25 Mart 2015 Çarşamba

ARİF USTA, JAPON MÜHENDİS KİSHİ'NİN KULAĞINA NE DEDİ?

ARİF USTA, JAPON MÜHENDİS KİSHİ’NİN KULAĞINA NE DEDİ?

Demiri büküp, gönyeye, teraziye getirmenin ustası olan demirci Arif’in tüm becerisi, tüm yeteneği bu değil elbette. Bu sıradan insan, sözcüğün tam anlamıyla değer bilir, duygusal mı duygusal ve de gereğinden fazla yufka yürekli, emek yoğun çalışan bir yurttaş.
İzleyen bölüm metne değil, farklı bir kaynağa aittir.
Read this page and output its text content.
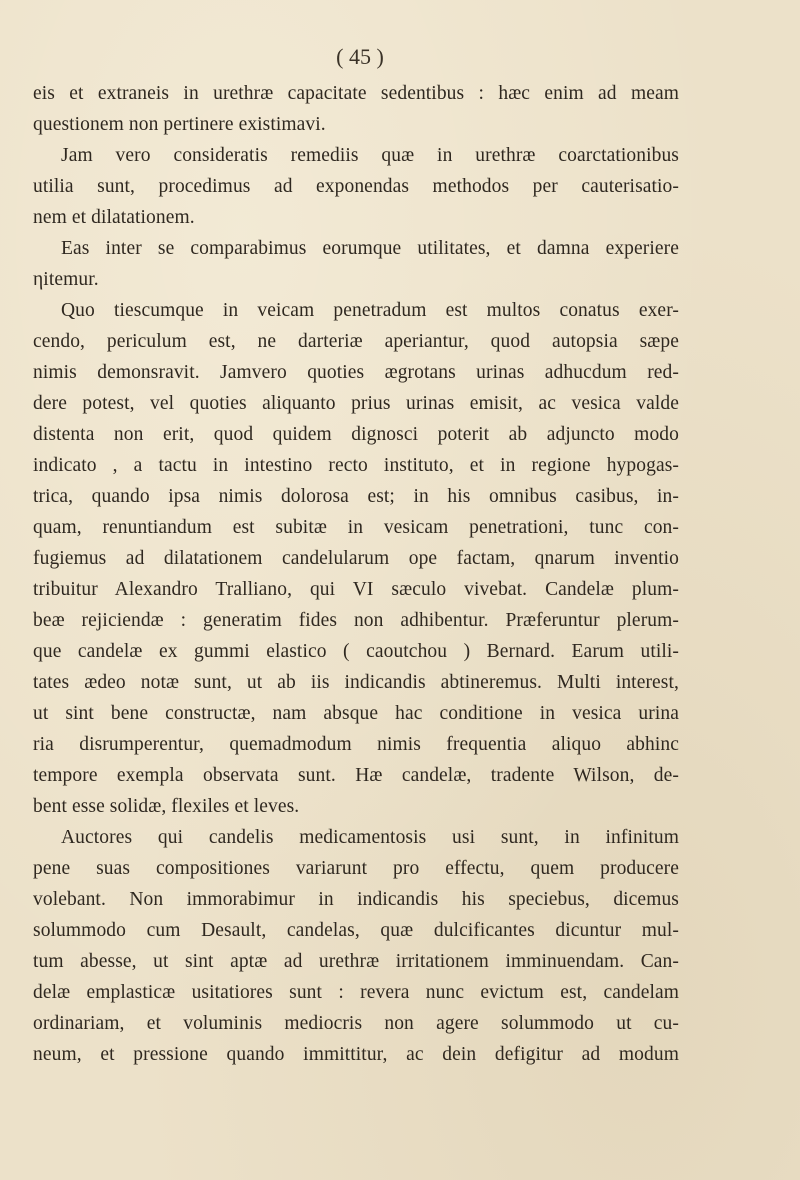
( 45 )
eis et extraneis in urethræ capacitate sedentibus : hæc enim ad meam
questionem non pertinere existimavi.
Jam vero consideratis remediis quæ in urethræ coarctationibus
utilia sunt, procedimus ad exponendas methodos per cauterisatio-
nem et dilatationem.
Eas inter se comparabimus eorumque utilitates, et damna experiere
ηitemur.
Quo tiescumque in veicam penetradum est multos conatus exer-
cendo, periculum est, ne darteriæ aperiantur, quod autopsia sæpe
nimis demonsravit. Jamvero quoties ægrotans urinas adhucdum red-
dere potest, vel quoties aliquanto prius urinas emisit, ac vesica valde
distenta non erit, quod quidem dignosci poterit ab adjuncto modo
indicato , a tactu in intestino recto instituto, et in regione hypogas-
trica, quando ipsa nimis dolorosa est; in his omnibus casibus, in-
quam, renuntiandum est subitæ in vesicam penetrationi, tunc con-
fugiemus ad dilatationem candelularum ope factam, qnarum inventio
tribuitur Alexandro Tralliano, qui VI sæculo vivebat. Candelæ plum-
beæ rejiciendæ : generatim fides non adhibentur. Præferuntur plerum-
que candelæ ex gummi elastico ( caoutchou ) Bernard. Earum utili-
tates ædeo notæ sunt, ut ab iis indicandis abtineremus. Multi interest,
ut sint bene constructæ, nam absque hac conditione in vesica urina
ria disrumperentur, quemadmodum nimis frequentia aliquo abhinc
tempore exempla observata sunt. Hæ candelæ, tradente Wilson, de-
bent esse solidæ, flexiles et leves.
Auctores qui candelis medicamentosis usi sunt, in infinitum
pene suas compositiones variarunt pro effectu, quem producere
volebant. Non immorabimur in indicandis his speciebus, dicemus
solummodo cum Desault, candelas, quæ dulcificantes dicuntur mul-
tum abesse, ut sint aptæ ad urethræ irritationem imminuendam. Can-
delæ emplasticæ usitatiores sunt : revera nunc evictum est, candelam
ordinariam, et voluminis mediocris non agere solummodo ut cu-
neum, et pressione quando immittitur, ac dein defigitur ad modum
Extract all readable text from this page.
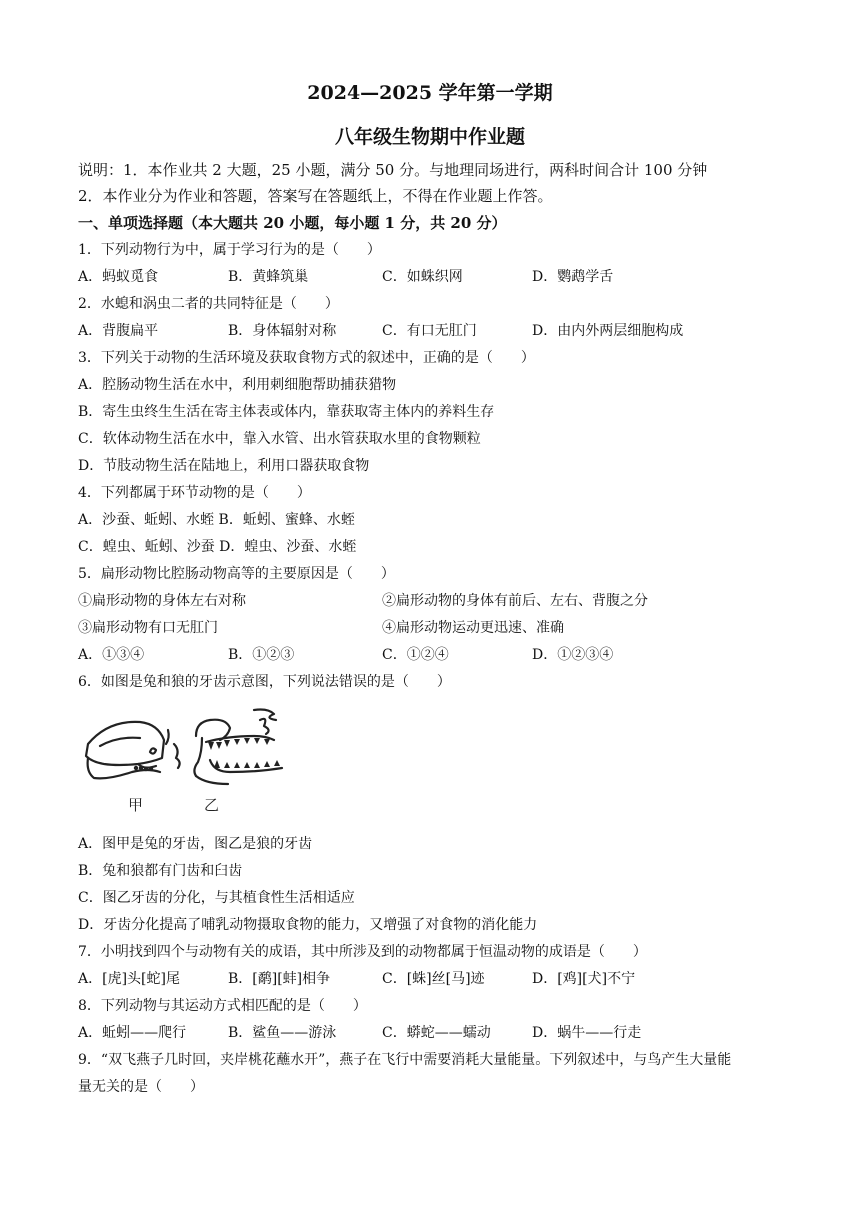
2024—2025 学年第一学期
八年级生物期中作业题
说明：1．本作业共 2 大题，25 小题，满分 50 分。与地理同场进行，两科时间合计 100 分钟
2．本作业分为作业和答题，答案写在答题纸上，不得在作业题上作答。
一、单项选择题（本大题共 20 小题，每小题 1 分，共 20 分）
1．下列动物行为中，属于学习行为的是（　　）
A．蚂蚁觅食	B．黄蜂筑巢	C．如蛛织网	D．鹦鹉学舌
2．水螅和涡虫二者的共同特征是（　　）
A．背腹扁平	B．身体辐射对称	C．有口无肛门	D．由内外两层细胞构成
3．下列关于动物的生活环境及获取食物方式的叙述中，正确的是（　　）
A．腔肠动物生活在水中，利用刺细胞帮助捕获猎物
B．寄生虫终生生活在寄主体表或体内，靠获取寄主体内的养料生存
C．软体动物生活在水中，靠入水管、出水管获取水里的食物颗粒
D．节肢动物生活在陆地上，利用口器获取食物
4．下列都属于环节动物的是（　　）
A．沙蚕、蚯蚓、水蛭 B．蚯蚓、蜜蜂、水蛭
C．蝗虫、蚯蚓、沙蚕 D．蝗虫、沙蚕、水蛭
5．扁形动物比腔肠动物高等的主要原因是（　　）
①扁形动物的身体左右对称	②扁形动物的身体有前后、左右、背腹之分
③扁形动物有口无肛门	④扁形动物运动更迅速、准确
A．①③④	B．①②③	C．①②④	D．①②③④
6．如图是兔和狼的牙齿示意图，下列说法错误的是（　　）
甲	乙
A．图甲是兔的牙齿，图乙是狼的牙齿
B．兔和狼都有门齿和臼齿
C．图乙牙齿的分化，与其植食性生活相适应
D．牙齿分化提高了哺乳动物摄取食物的能力，又增强了对食物的消化能力
7．小明找到四个与动物有关的成语，其中所涉及到的动物都属于恒温动物的成语是（　　）
A．[虎]头[蛇]尾	B．[鹬][蚌]相争	C．[蛛]丝[马]迹	D．[鸡][犬]不宁
8．下列动物与其运动方式相匹配的是（　　）
A．蚯蚓——爬行	B．鲨鱼——游泳	C．蟒蛇——蠕动	D．蜗牛——行走
9．“双飞燕子几时回，夹岸桃花蘸水开”，燕子在飞行中需要消耗大量能量。下列叙述中，与鸟产生大量能
量无关的是（　　）
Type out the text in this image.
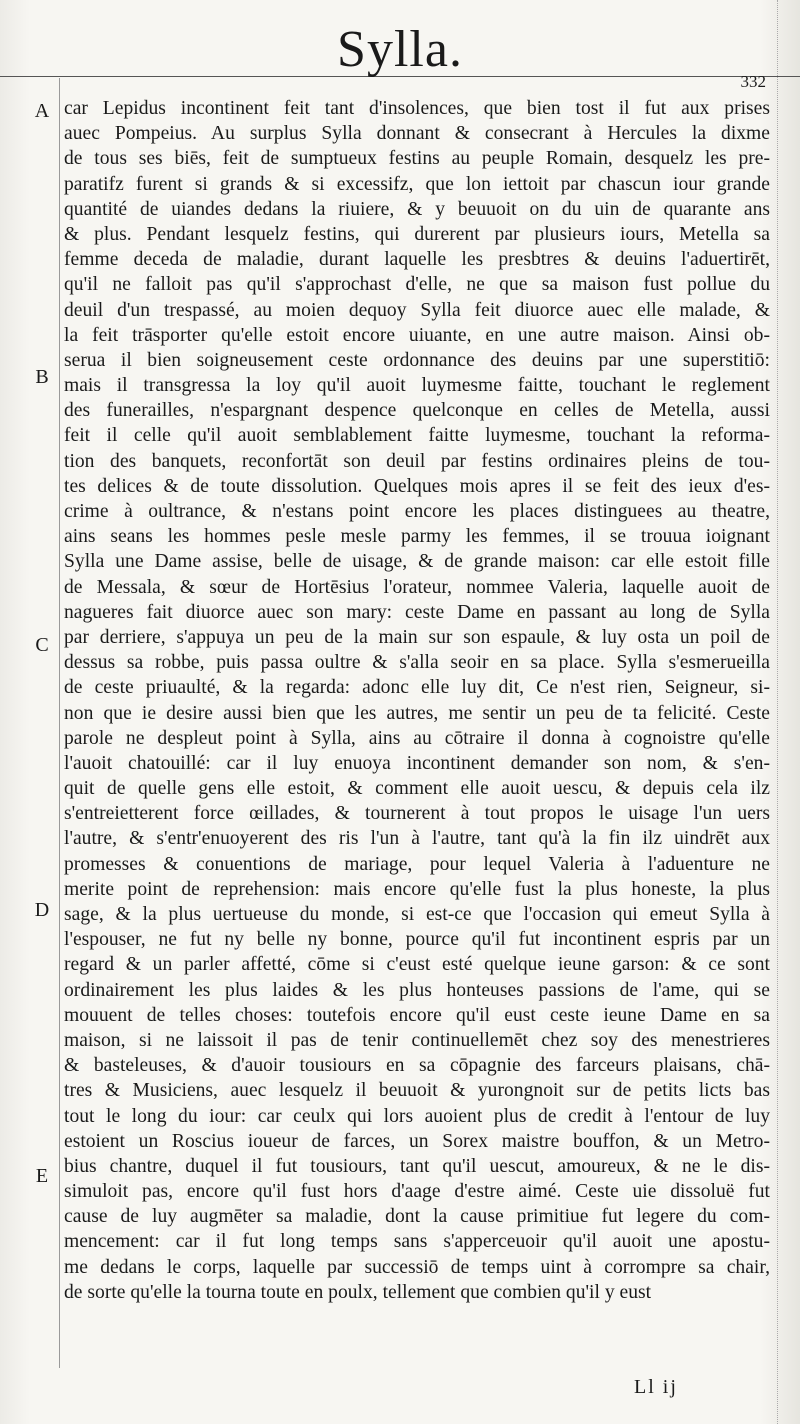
Sylla.
332
A
B
C
D
E
car Lepidus incontinent feit tant d'insolences, que bien tost il fut aux prises
auec Pompeius. Au surplus Sylla donnant & consecrant à Hercules la dixme
de tous ses biēs, feit de sumptueux festins au peuple Romain, desquelz les pre-
paratifz furent si grands & si excessifz, que lon iettoit par chascun iour grande
quantité de uiandes dedans la riuiere, & y beuuoit on du uin de quarante ans
& plus. Pendant lesquelz festins, qui durerent par plusieurs iours, Metella sa
femme deceda de maladie, durant laquelle les presbtres & deuins l'aduertirēt,
qu'il ne falloit pas qu'il s'approchast d'elle, ne que sa maison fust pollue du
deuil d'un trespassé, au moien dequoy Sylla feit diuorce auec elle malade, &
la feit trāsporter qu'elle estoit encore uiuante, en une autre maison. Ainsi ob-
serua il bien soigneusement ceste ordonnance des deuins par une superstitiō:
mais il transgressa la loy qu'il auoit luymesme faitte, touchant le reglement
des funerailles, n'espargnant despence quelconque en celles de Metella, aussi
feit il celle qu'il auoit semblablement faitte luymesme, touchant la reforma-
tion des banquets, reconfortāt son deuil par festins ordinaires pleins de tou-
tes delices & de toute dissolution. Quelques mois apres il se feit des ieux d'es-
crime à oultrance, & n'estans point encore les places distinguees au theatre,
ains seans les hommes pesle mesle parmy les femmes, il se trouua ioignant
Sylla une Dame assise, belle de uisage, & de grande maison: car elle estoit fille
de Messala, & sœur de Hortēsius l'orateur, nommee Valeria, laquelle auoit de
nagueres fait diuorce auec son mary: ceste Dame en passant au long de Sylla
par derriere, s'appuya un peu de la main sur son espaule, & luy osta un poil de
dessus sa robbe, puis passa oultre & s'alla seoir en sa place. Sylla s'esmerueilla
de ceste priuaulté, & la regarda: adonc elle luy dit, Ce n'est rien, Seigneur, si-
non que ie desire aussi bien que les autres, me sentir un peu de ta felicité. Ceste
parole ne despleut point à Sylla, ains au cōtraire il donna à cognoistre qu'elle
l'auoit chatouillé: car il luy enuoya incontinent demander son nom, & s'en-
quit de quelle gens elle estoit, & comment elle auoit uescu, & depuis cela ilz
s'entreietterent force œillades, & tournerent à tout propos le uisage l'un uers
l'autre, & s'entr'enuoyerent des ris l'un à l'autre, tant qu'à la fin ilz uindrēt aux
promesses & conuentions de mariage, pour lequel Valeria à l'aduenture ne
merite point de reprehension: mais encore qu'elle fust la plus honeste, la plus
sage, & la plus uertueuse du monde, si est-ce que l'occasion qui emeut Sylla à
l'espouser, ne fut ny belle ny bonne, pource qu'il fut incontinent espris par un
regard & un parler affetté, cōme si c'eust esté quelque ieune garson: & ce sont
ordinairement les plus laides & les plus honteuses passions de l'ame, qui se
mouuent de telles choses: toutefois encore qu'il eust ceste ieune Dame en sa
maison, si ne laissoit il pas de tenir continuellemēt chez soy des menestrieres
& basteleuses, & d'auoir tousiours en sa cōpagnie des farceurs plaisans, chā-
tres & Musiciens, auec lesquelz il beuuoit & yurongnoit sur de petits licts bas
tout le long du iour: car ceulx qui lors auoient plus de credit à l'entour de luy
estoient un Roscius ioueur de farces, un Sorex maistre bouffon, & un Metro-
bius chantre, duquel il fut tousiours, tant qu'il uescut, amoureux, & ne le dis-
simuloit pas, encore qu'il fust hors d'aage d'estre aimé. Ceste uie dissoluë fut
cause de luy augmēter sa maladie, dont la cause primitiue fut legere du com-
mencement: car il fut long temps sans s'apperceuoir qu'il auoit une apostu-
me dedans le corps, laquelle par successiō de temps uint à corrompre sa chair,
de sorte qu'elle la tourna toute en poulx, tellement que combien qu'il y eust
Ll ij
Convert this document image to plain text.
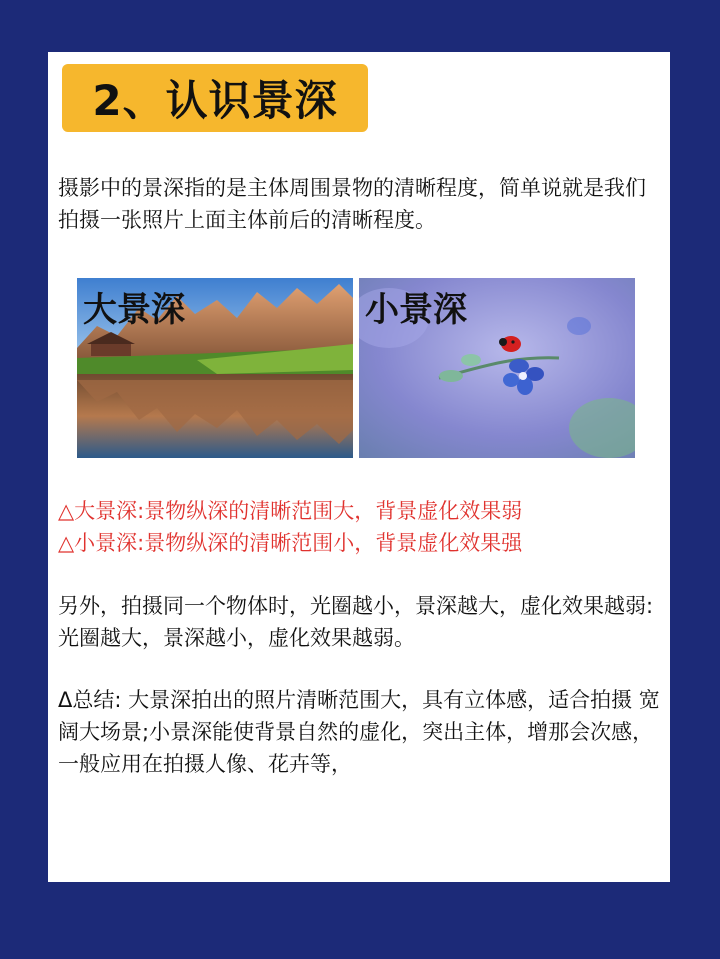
2、认识景深

摄影中的景深指的是主体周围景物的清晰程度，简单说就是我们拍摄一张照片上面主体前后的清晰程度。

大景深	小景深
△大景深:景物纵深的清晰范围大，背景虚化效果弱
△小景深:景物纵深的清晰范围小，背景虚化效果强

另外，拍摄同一个物体时，光圈越小，景深越大，虚化效果越弱:光圈越大，景深越小，虚化效果越弱。

Δ总结: 大景深拍出的照片清晰范围大，具有立体感，适合拍摄 宽阔大场景;小景深能使背景自然的虚化，突出主体，增那会次感，一般应用在拍摄人像、花卉等，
İstanbul’da inşaat şantiyesi işçileri, tek girişi/çıkışı olan, basit naylondan yapılma yatakhanenin ter kokulu günahsız uykularında çıra gibi yandıklarında, o da, onlarla birlikte yanıp tutuşmuş, günlerce yana yana ağıtlar yakmıştı.

Soma-Eynez toplu katliamında, battal ellerini yumruk yapıp, insanı korkutan bir suskunluk içinde ücretsiz izin alıp maden bölgesine gitmelere kalkmıştı da, en nazı geçen mesai yoldaşlarını araya koyarak zor ikna etmiştik kendisini. Bu, göz göre insan kıyımından o denli etkilenmişti ki, gitmesine engellediğimizde ne yapacağını, ne söyleyeceğini bilememiş, kontrol edemediği öfkesinin etkisiyle normal günlerde toz kondurmadığı bizlere “siz domuzdan yana mısınız, benden yana mı?” deyivermişti. Orada bulunanların kendisi ile birlikte gülmelere boğulması unutulası değildir.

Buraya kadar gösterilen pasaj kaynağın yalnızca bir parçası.